Philip Ovadia MD 44:56
Yeah, so I am a big fan of intermittent fasting all Again, I don’t really do it intentionally, you know, just because of the way I eat. Because I eat such nutritionally dense foods, I’m just not hungry that often. So I end up eating, you know, usually twice a day. And it’s usually within about probably a six hour window or so.
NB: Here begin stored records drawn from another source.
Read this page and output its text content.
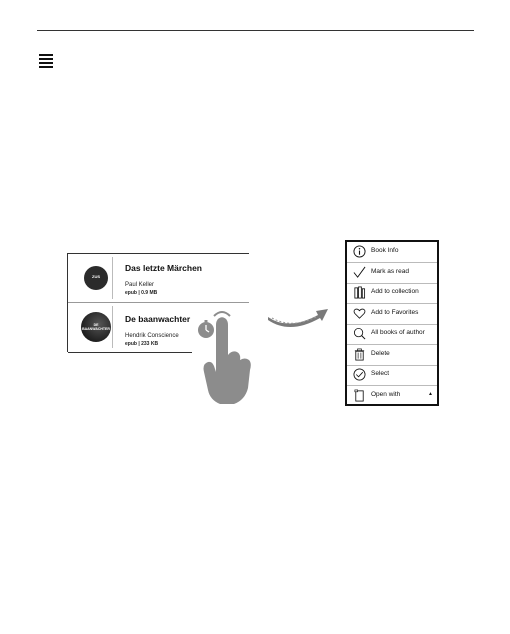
ZUS
Das letzte Märchen
Paul Keller
epub | 0.9 MB
DE BAANWACHTER
De baanwachter
Hendrik Conscience
epub | 233 KB
Book Info
Mark as read
Add to collection
Add to Favorites
All books of author
Delete
Select
Open with	▲
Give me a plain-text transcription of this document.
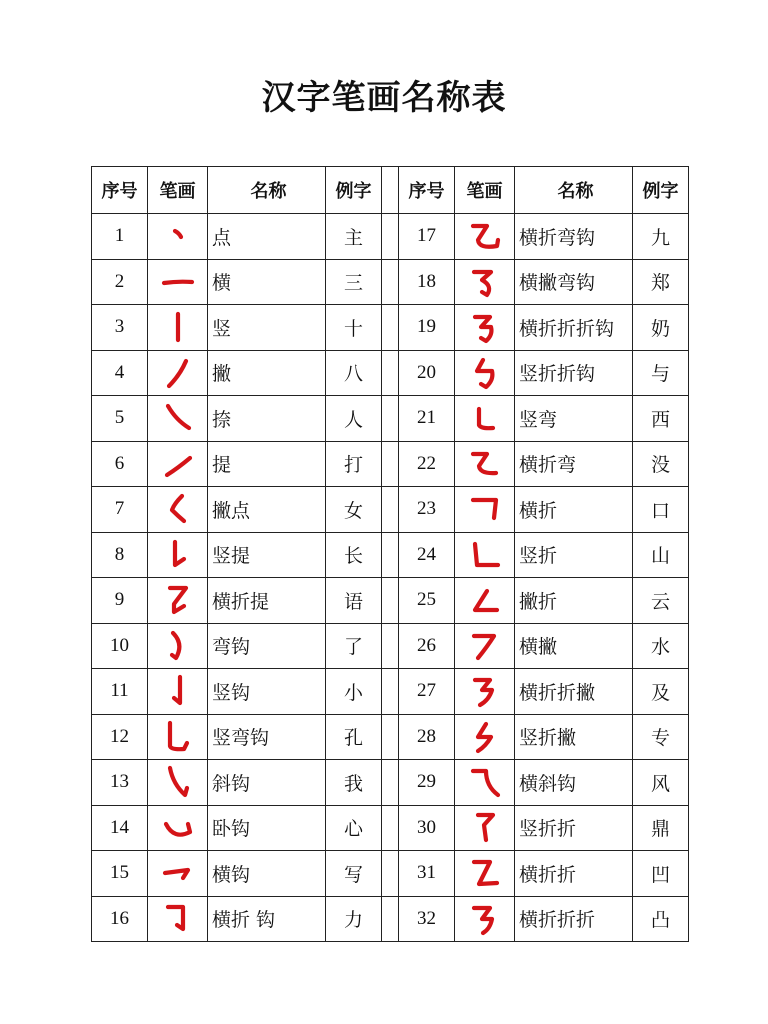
汉字笔画名称表
序号	笔画	名称	例字		序号	笔画	名称	例字
1		点	主		17		横折弯钩	九
2		横	三		18		横撇弯钩	郑
3		竖	十		19		横折折折钩	奶
4		撇	八		20		竖折折钩	与
5		捺	人		21		竖弯	西
6		提	打		22		横折弯	没
7		撇点	女		23		横折	口
8		竖提	长		24		竖折	山
9		横折提	语		25		撇折	云
10		弯钩	了		26		横撇	水
11		竖钩	小		27		横折折撇	及
12		竖弯钩	孔		28		竖折撇	专
13		斜钩	我		29		横斜钩	风
14		卧钩	心		30		竖折折	鼎
15		横钩	写		31		横折折	凹
16		横折 钩	力		32		横折折折	凸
So it ends up being sort of an 18, six intermittent fasting. But again, when I start working with my patients, you know, I don’t tell them, you know, you should intermittent fast, you know, 16, eight, or 18, six, or 24, whatever it is, I tell them, you know, eat whole real food that’s nutritionally dense. And over time, you’re just going to be hungry a lot less often. So you’ll start fasting. And, you know, so I think fasting is a very useful tool, but I I usually not the first tool, you know, the third goal is making sure you’re eating the right foods, and then you’re just naturally going to eat them less often. So another one of my guiding principles is, you know, eat in a way that makes you hungry less often. And so that that works out well, for me.
















Robert Lufkin MD 46:10
That’s a great concept. So how can people follow you Phil on social media and see what you’re doing? They want to do want to know about the upcoming podcast as well as the book coming in November?
















Philip Ovadia MD 46:23
Yeah, sure thing. So most active on Twitter. I fix hearts there at I fix hearts. And then like I said, you can go to AI fix hearts.co. And that will take you to my it will take you to the metabolic health quiz. First and foremost, determine if you’re metabolically healthy. And from there, you can sign up to be on my newsletter, you can get the information about joining my practice. But the most important thing that I want people to do is figure out if you’re metabolically healthy or not. So I fixed hearts dot CEO, figure out if you’re metabolically healthy, and take it from there.
















Robert Lufkin MD 47:01
Thank you so much, Phil, for spending an hour with us and sharing your knowledge about the great work. Great work you do.
















Philip Ovadia MD 47:10
Yeah, Adam, thank you for putting this together. I think, you know, this seminar series is going to be a great asset to people. So thank you for pulling this all together to get this done.
















Robert Lufkin MD 47:22
Great. Well, we’re definitely going to stay in touch and can’t wait to see the book and the podcast and all the other great things you’re doing. All right. Thank you.